Comment 5 The Linux kernel's regression tracker (Thorsten Leemhuis) 2024-08-15 13:30:22 UTC
(In reply to Takero Funaki from comment #4)
> I bisected the issue 

Great!

> However, reverting f9dac92ba908 on v6.11-rc2 did not boot up.

Then you likely need to apply two more reverts, e.g. everything from this thread:
https://lore.kernel.org/all/7774ac707743ad8ce3afeacbd4bee63ac96dd927.1723617902.git.mst@redhat.com/

Can I CC you in a reply to https://lore.kernel.org/all/m2r0aqrsq6.fsf@oracle.com/ once you tried that and posted the results here? This would expose your name and email address to the public.
Comment 6 Takero Funaki 2024-08-16 03:19:57 UTC
Thanks for the suggestion. I couldn’t initially determine which commits needed to be reverted.

I tested applying all three reverts from the thread on v6.11-rc3 (with some modifications to resolve conflicts) and confirmed that the issue no longer reproduces. So far, I’ve only tested this on one VM, but I plan to check it in other environments as well.
I will attach the modified patches I applied on tag:v6.11-rc3.
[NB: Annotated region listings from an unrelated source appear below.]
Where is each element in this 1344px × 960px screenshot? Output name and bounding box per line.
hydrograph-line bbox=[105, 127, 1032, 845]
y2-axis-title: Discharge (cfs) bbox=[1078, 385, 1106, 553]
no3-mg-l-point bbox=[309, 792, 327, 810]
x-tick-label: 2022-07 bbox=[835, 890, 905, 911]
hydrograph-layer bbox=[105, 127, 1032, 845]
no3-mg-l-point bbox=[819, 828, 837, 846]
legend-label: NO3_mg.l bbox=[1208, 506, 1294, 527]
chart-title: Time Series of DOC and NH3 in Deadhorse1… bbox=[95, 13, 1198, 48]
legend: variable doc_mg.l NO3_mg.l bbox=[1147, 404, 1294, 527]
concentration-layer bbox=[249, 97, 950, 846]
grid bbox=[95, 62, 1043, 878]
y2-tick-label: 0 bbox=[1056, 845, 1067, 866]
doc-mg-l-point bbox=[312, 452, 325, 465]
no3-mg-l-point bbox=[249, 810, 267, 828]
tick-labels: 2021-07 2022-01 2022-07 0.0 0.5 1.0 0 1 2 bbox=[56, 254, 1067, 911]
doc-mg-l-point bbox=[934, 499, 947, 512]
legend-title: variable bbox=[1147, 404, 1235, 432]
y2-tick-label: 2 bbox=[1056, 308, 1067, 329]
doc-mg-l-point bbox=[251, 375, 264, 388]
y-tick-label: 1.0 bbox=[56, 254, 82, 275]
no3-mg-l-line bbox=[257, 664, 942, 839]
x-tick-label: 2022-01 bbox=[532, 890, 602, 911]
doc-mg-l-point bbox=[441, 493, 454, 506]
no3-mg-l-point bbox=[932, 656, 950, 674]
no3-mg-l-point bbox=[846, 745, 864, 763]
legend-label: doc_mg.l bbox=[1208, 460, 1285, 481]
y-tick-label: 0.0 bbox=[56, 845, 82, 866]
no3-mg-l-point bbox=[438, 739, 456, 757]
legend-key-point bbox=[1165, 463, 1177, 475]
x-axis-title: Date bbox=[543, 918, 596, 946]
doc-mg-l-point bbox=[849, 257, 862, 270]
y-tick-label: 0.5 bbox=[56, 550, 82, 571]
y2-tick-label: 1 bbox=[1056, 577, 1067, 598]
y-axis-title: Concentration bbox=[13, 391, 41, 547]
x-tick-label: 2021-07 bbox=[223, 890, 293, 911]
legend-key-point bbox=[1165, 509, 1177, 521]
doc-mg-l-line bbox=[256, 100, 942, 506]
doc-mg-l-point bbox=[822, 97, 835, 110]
In my case, receiving data with Debian default setting  net.core.high_order_alloc_disable=0, combined with memory and I/O load, triggered the crash.
I hope this information is helpful for further investigation.

For the mailing list, please feel free to CC me:
Cc: Takero Funaki <flintglass@gmail.com>

Thanks.
Comment 7 Takero Funaki 2024-08-16 03:22:15 UTC
Created attachment 306744 [details]
patch for v6.11-rc3
Comment 8 Takero Funaki 2024-08-16 03:22:29 UTC
Created attachment 306745 [details]
patch for v6.11-rc3
Comment 9 Takero Funaki 2024-08-16 03:22:45 UTC
Created attachment 306746 [details]
patch for v6.11-rc3
Comment 10 Takero Funaki 2024-08-16 03:23:49 UTC
Created attachment 306747 [details]
patch1 for v6.11-rc3
Comment 11 Takero Funaki 2024-09-16 09:51:08 UTC
Thanks to everyone involved, Xuan's reverting commits have been merged and released in the v6.11 kernel. Although Xuan's proposed fix to reimplement the disabled feature is still in progress, I am closing this issue as the visible problem has been resolved.